Болеслав Прус - Фараон
Такого удрученного состояния, такого сознания своего ничтожества и бессилия он никогда еще не испытывал. Иногда ему казалось, что жрецы покинут его вдруг в одной из этих узких комнат без дверей. Его охватывало отчаяние, и он протягивал руку к мечу, готовый изрубить их. Но тут же спохватывался, что без их помощи ему не выйти отсюда, и поникал головой.
«О, если б хоть на минуту увидеть дневной свет!.. Как страшна должна быть смерть в этих трех тысячах комнат, наполненных мраком!»
Души героев испытывают иногда минуты такого уныния, каких обыкновенный человек даже не может себе представить.

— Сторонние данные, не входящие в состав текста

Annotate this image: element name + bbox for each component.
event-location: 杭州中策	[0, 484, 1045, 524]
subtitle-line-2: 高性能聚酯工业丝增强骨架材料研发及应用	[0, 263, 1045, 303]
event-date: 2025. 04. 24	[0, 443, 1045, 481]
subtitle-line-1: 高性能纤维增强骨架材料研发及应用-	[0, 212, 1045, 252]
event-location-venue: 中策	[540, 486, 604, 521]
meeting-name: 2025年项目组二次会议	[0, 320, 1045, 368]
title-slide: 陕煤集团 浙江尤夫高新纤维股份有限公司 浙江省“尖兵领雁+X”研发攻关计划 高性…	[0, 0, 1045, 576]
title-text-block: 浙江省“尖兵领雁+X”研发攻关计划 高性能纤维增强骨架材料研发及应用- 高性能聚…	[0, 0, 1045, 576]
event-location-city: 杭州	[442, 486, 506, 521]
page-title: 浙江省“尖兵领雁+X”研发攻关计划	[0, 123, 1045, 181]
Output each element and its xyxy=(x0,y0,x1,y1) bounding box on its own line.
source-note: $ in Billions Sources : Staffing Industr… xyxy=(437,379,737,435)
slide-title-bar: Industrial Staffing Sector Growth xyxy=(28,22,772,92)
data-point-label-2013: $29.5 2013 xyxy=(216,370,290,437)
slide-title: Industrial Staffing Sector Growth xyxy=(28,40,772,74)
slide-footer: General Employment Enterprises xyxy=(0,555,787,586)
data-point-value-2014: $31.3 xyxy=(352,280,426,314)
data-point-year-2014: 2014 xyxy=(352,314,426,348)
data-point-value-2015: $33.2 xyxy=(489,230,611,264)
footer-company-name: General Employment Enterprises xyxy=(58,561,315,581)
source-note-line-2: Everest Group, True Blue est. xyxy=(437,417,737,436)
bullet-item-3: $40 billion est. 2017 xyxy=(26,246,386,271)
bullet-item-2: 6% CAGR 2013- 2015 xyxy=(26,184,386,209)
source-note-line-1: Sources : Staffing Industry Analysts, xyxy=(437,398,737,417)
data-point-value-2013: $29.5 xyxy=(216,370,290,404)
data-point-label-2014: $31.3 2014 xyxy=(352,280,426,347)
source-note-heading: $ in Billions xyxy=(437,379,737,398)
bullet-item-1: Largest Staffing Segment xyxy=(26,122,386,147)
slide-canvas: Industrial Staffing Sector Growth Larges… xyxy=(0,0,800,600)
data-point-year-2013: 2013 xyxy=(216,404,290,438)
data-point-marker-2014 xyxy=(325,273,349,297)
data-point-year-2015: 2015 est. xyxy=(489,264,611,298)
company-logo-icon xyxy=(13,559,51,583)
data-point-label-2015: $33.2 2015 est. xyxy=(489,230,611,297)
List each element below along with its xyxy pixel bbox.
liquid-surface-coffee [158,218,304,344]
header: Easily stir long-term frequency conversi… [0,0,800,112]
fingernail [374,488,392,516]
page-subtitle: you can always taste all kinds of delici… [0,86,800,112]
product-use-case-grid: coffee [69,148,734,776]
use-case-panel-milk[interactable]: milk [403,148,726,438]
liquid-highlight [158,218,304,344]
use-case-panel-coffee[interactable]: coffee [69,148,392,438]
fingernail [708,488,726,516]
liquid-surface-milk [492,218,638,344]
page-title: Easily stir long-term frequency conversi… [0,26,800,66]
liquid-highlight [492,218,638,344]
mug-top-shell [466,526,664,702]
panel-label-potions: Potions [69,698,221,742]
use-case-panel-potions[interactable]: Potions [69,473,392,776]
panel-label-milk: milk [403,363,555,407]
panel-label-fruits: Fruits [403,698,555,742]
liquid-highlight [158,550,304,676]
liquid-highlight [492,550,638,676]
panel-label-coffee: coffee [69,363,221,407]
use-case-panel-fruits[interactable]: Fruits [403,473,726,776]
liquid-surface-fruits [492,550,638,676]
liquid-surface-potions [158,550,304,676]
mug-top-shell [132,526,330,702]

Шествие длилось уже около часа, когда они наконец дошли до длинного зала с двумя рядами восьмиугольных колонн. Трое жрецов, окружавших фараона, разошлись по сторонам, причем Рамсес заметил, что один из них прислонился к колонне и как будто вошел в нее. Минуту спустя в одной из стен открылся узкий проход, жрецы вернулись на свои места, а их проводник велел зажечь четыре факела. Все направились к этому проходу и осторожно протиснулись в него.
— Вот кладовые… — сказал смотритель здания.
Жрецы быстро зажгли факелы, укрепленные у колонн и стен, и Рамсес увидел ряд длинных комнат, заполненных всевозможными изделиями, которым цены не было. В эту коллекцию каждая династия, если не каждый фараон, вкладывали все, что было у них наиболее красивого и ценного.
Здесь были колесницы, ладьи, кровати, столы, ларцы и троны, золотые или обитые листовым золотом и инкрустированные слоновой костью, перламутром, разноцветным деревом — с таким необычайным искусством и так богато, что на каждую из этих вещей были потрачены ремесленниками-художниками десятки лет; были доспехи, шлемы, щиты и колчаны, сверкавшие драгоценными каменьями, были кувшины, чаши и ложки из чистого золота, драгоценные одежды и балдахины.
Все это благодаря сухости и чистоте воздуха в продолжение столетий сохранялось без изменения и порчи. Среди особых достопримечательностей фараон заметил серебряную модель ассирийского дворца, подаренную Рамсесу XII Саргоном. Верховный жрец, объясняя фараону, какой подарок кем преподнесен, внимательно всматривался в его лицо, но вместо восторга улавливал одно лишь недовольство.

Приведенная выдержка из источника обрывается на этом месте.